そう期待を胸に入学したレナードを迎えたのが、身分による差別だった。
魔法学校に通う生徒の大半は貴族や豪商であり、それ以外のものは肩身の狭い思いをしていた。
そんな中、頭角を現したレナードは格好の標的となってしまった。
「なるほどな……」
廃墟の境界で身を起こしたレナードは先ほどまでと雰囲気が変わり、目つきが鋭くなる。
レナードの体へ自分の意識を移したとき、彼の記憶を覗いた國包は拳を握りしめた。
「レナードの意思は我が継いだ。これより我は國包天平の名を捨て、レナードとして生きよう!」
決意を固めた國包は過去の自分と決別し、この世界でレナードとしての人生を歩むことを決めた。
「さて、まずはここを出て……ん?」
横たわっているレナードの耳へ、教会の扉が押し開けられたギーッという音が届く。
「誰だ!?」
「ひっ!?」
警戒心をあらわにしたレナードは声を張り上げた。
すると、教会へ入ってきた人物が悲鳴を上げ、後ずさる気配を感じる。
「だ、だれ……です……か……?」
「むっ!?」
恐る恐るといった様子の声に、レナードは臨戦態勢を解く。
そこに立っていたのは、ボロ布のようなローブを纏う女性だ。
フードを被っているため、顔はよく見えないが、その体は小刻みに震えている。
「…………」
(なんだこいつは……なぜ俺を見て怯えている?)
「あの……その……ごめんなさい」
沈黙しているレナードを見て、女性は謝罪する。
(この女……一体なんの用でここに来たんだ? それにしても、こいつは……)
女性の姿を見て、レナードは違和感を覚える。
彼女の着ているローブは所々が破れているが、まったく汚れていない。
あえてボロボロに見せるための加工をローブへしているとしか思えないのだ。
(ここは女が一人で来るような場所ではない。となると、レナードを追ってきたのか?)
そう考えたレナードは女性がなにかを話そうとする前に口を開く。
「待て、お前は何者だ? ここへ何をしにきた?」
「あぅ……えっと……私は……その……あなたの怪我を……」
「怪我を?」
レナードの問いに対し、女性は俯きながら答える。
だが、今のレナードには怪我をした覚えはなかった。
「おい、怪我とはなんだ? 俺は怪我などしていない」
「えっと……そのお腹、とても痛そうですよ?」
レナードが言うと、女性はためらいがちに視線をチラリと下へ向けつつ、口を開いた。
レナードも下へ顔を向けると、赤く染まっている腹部が視界に入る。
「なるほど。

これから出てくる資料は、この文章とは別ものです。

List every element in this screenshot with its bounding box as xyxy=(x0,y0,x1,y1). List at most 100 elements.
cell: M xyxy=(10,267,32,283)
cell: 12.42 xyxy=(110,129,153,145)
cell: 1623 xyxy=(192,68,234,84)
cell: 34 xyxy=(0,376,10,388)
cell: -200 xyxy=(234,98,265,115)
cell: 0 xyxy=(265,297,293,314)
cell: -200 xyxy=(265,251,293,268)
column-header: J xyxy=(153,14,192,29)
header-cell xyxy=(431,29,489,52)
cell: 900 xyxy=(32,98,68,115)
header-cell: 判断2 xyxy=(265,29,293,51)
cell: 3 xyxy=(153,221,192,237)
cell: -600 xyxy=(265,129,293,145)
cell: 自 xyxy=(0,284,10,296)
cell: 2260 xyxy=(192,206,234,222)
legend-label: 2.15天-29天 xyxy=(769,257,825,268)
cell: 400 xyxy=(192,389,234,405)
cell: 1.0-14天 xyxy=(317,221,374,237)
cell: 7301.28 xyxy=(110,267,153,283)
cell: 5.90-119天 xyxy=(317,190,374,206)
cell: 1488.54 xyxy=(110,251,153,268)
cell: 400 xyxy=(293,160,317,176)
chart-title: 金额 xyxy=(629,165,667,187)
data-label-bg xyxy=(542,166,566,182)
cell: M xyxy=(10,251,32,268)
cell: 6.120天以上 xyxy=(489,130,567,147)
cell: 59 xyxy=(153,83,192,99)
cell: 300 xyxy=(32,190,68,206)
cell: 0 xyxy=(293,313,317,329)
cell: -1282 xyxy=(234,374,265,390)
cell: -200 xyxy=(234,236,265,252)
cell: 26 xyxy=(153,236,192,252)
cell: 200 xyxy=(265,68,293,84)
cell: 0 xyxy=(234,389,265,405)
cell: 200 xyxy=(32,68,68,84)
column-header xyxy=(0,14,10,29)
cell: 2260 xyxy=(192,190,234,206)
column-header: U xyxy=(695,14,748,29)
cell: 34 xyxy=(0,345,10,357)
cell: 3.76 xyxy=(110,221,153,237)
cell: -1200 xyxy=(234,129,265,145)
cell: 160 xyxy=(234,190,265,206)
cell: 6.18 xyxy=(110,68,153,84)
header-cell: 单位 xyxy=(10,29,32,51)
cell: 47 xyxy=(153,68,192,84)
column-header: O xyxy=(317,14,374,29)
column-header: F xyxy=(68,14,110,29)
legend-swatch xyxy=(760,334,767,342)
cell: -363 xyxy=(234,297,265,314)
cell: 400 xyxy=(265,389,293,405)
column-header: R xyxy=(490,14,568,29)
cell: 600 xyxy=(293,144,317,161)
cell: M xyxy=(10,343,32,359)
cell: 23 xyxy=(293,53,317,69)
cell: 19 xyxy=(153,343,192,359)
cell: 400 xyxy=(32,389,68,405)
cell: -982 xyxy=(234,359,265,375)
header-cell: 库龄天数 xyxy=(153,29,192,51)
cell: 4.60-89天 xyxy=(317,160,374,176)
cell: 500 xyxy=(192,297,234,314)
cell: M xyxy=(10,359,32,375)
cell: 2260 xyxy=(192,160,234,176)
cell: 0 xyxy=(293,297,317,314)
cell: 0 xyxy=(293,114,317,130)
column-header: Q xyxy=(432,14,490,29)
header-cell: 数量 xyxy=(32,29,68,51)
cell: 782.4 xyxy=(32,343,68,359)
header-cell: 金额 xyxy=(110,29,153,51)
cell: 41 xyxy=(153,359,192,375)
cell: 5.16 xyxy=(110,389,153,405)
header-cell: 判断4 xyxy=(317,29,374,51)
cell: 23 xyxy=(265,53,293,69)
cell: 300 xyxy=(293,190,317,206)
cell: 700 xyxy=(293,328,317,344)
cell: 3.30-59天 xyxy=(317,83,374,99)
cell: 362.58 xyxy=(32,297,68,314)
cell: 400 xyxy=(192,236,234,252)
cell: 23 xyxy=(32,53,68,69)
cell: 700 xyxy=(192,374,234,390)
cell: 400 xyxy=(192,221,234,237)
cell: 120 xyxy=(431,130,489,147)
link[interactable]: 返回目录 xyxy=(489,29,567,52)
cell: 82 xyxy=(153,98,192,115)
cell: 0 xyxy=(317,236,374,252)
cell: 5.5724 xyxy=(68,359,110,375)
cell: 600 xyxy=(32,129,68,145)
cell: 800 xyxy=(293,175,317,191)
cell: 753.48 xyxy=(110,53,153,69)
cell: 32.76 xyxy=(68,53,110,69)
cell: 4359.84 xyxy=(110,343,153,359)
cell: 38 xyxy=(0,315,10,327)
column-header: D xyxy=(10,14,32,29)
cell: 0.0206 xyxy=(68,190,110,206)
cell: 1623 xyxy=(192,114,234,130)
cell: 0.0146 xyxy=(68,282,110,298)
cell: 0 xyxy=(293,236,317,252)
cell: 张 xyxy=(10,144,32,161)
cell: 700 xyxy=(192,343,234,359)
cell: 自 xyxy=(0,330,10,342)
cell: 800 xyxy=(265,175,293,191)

これは先ほどの男に殴られた跡らしいな」
「えっ……あっ……ごめんなさい……」
なぜか怪我に気が付いたレナードへ女性が謝罪を行う。
彼女は申し訳なさそうな顔をして、うつむいてしまった。
しかし、そんな彼女に構わずレナードは話しかける。
「まぁ、この程度なら問題ないな」
「えぇ……でも、凄く腫れてますよ?」
(確かに少し痛みはあるが……この程度動くのに支障はない)
先ほどまでこの体が受けていた暴行の跡を眺め、レナードは鼻で笑った。